Sunari: Tutup Karaoke, Bupati Demak Perlu Belajar ke Lamandau Kabupaten Demak Menjamur "Karaoke Liar

PriyonoRedaksi - Kamis | 21 Maret 2019 | WIB
Sunari: Tutup Karaoke, Bupati Demak Perlu Belajar ke Lamandau Kabupaten Demak Menjamur
FOTO : PERNUSA / ISTIMEWA

Sunari: Tutup Karaoke, Bupati Demak Perlu Belajar ke Lamandau Kabupaten Demak Menjamur "Karaoke Liar"

Demak - DPRD Kabupaten Demak melakukan kunjungan kerja ke Kabupaten Lamandau, Kalimantan Tengah, Rabu (20/3/2019).
Rombongan yang dipimpin oleh Sunari, Ketua Komisi A itu ditemui langsung oleh Ketua DPRD Lamandau, Tomi dari Fraksi Golkar, jajaran pimpinan dan anggota DPRD Lamandau, para Asisten Pemkab Lamandau serta Satpol PP.

Hal tersebut diungkapkan Anghota Dewan Golkar, Sunari, Ketua Komisi A melalui siaran pers yang dikirim ke Wartawan di Jakarta, Kamis (21/3).

Dijelaskan Sunari, dalam kunjungan kerja tersebut, Komisi A DPRD Demak yang membidangi Hukum dan Pemerintahan banyak bertukar pikiran dengan DPRD dan Pemkab Lamandau terkait pengelolaan Sumberdaya Manusia dan Sumberdaya Alam, Pendidikan, Transmigrasi Swadaya serta Penegakan Perda.
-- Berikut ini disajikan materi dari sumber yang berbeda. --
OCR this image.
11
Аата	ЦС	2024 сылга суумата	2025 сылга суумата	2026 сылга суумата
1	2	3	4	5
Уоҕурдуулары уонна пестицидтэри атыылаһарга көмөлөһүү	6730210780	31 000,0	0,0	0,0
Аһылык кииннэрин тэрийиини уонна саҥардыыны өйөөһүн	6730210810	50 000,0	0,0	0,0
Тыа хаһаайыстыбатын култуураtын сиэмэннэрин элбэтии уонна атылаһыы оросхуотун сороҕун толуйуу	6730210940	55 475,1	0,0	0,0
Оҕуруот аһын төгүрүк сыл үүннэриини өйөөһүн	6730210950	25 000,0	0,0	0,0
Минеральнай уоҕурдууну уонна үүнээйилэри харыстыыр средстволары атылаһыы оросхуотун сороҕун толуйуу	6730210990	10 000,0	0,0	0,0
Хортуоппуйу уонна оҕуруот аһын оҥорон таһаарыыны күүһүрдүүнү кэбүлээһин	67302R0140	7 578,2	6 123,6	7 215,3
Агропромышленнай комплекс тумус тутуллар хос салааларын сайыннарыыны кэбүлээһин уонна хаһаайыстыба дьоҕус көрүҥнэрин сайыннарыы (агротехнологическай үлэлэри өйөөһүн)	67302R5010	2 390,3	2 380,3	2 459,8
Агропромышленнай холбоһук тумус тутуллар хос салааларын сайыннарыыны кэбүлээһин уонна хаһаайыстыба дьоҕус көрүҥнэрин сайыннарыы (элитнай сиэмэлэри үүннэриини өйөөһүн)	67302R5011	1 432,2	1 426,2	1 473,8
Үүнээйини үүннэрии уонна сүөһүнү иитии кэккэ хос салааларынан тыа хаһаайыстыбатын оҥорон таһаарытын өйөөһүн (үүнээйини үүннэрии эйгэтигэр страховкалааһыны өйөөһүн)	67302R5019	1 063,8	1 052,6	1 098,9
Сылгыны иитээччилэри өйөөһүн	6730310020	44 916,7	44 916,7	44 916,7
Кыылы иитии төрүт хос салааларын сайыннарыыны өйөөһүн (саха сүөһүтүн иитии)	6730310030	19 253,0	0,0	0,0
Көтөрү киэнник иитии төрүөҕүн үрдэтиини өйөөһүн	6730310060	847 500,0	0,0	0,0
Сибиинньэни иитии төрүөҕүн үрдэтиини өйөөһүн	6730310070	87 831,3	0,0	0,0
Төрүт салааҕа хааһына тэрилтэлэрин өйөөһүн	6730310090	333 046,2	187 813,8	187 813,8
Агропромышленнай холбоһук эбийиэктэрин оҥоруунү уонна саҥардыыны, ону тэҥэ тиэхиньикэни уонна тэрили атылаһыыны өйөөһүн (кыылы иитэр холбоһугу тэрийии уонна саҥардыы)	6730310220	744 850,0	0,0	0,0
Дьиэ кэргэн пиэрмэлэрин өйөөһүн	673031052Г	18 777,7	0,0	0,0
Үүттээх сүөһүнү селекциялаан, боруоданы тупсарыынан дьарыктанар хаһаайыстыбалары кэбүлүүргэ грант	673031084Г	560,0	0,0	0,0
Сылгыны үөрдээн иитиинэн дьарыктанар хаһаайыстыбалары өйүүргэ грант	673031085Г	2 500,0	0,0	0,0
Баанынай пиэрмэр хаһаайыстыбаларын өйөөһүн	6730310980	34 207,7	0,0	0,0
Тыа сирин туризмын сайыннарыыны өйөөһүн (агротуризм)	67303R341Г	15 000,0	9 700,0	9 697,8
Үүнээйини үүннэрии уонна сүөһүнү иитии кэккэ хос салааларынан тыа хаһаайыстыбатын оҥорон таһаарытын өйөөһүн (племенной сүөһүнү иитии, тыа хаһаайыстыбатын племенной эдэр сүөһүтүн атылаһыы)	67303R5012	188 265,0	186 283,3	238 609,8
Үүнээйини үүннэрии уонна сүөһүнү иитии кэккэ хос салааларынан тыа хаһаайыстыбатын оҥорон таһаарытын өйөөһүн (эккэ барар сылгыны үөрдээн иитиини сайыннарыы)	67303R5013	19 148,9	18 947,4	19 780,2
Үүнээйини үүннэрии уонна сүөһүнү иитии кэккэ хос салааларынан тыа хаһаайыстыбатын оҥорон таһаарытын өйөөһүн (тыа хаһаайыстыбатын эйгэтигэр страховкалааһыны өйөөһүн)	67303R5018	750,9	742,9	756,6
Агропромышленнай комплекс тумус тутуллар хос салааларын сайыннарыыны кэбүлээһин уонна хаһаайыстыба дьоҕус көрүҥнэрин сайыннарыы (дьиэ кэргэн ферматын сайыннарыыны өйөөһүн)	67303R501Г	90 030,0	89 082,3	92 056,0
Permasalahan Penegakan Perda dan kinerja Satpol PP, Kabupaten Demak mempunyai kesamaan kasus dengan Kabupaten Lamandau, yakni maraknya tempat hiburan malam (karaoke). Akan tetapi, usaha Karaoke di Lamandau yang sudah berjalan bertahun – tahun dapat ditutup tanpa polemik karena komitmen bupati terhadap penegakan perda.

"Bupati Demak perlu belajar ke Kabupaten Lamandau terkait penegakan Perda Penyelenggaraan Usaha Hiburan (Perda Karaoke). Disana (Kabupaten Lamandau), bukan karaoke saja yang ditutup, lokalisasi juga bisa ditutup", kata Sunari.

Sunari menambahkan sama halnya dengan Kabupaten Lamandau, Kabupaten Demak sendiri juga sudah ada Perda Karaoke. Bupati Lamandau langsung melakukan eksyen dan membuat instruksi Bupati untuk menegakan Perda tersebut dengan berkoordinasi bersama Forkopimda dan Dinas terkait.

Sementara terkait penegakan Perda Karaoke di Demak sendiri justru penuh keragu –raguan, fungsi pemerintahan juga tidak jelas.

“Perdanya sudah ada, Perangkatnya sudah ada, Ulama dan masyarakat juga mendukung, kok Bupati tidak berani menutup tempat karaoke, ini ada apa. Ini sudah menjadi persoalan sosial dan meresahkan masyarakat, tapi seakan akan dibiarkan saja. Sekali lagi, Bupati perlu belajar ke Kabupaten Lamandau Kalimanta Tengah,” tegas Sunari. (Red).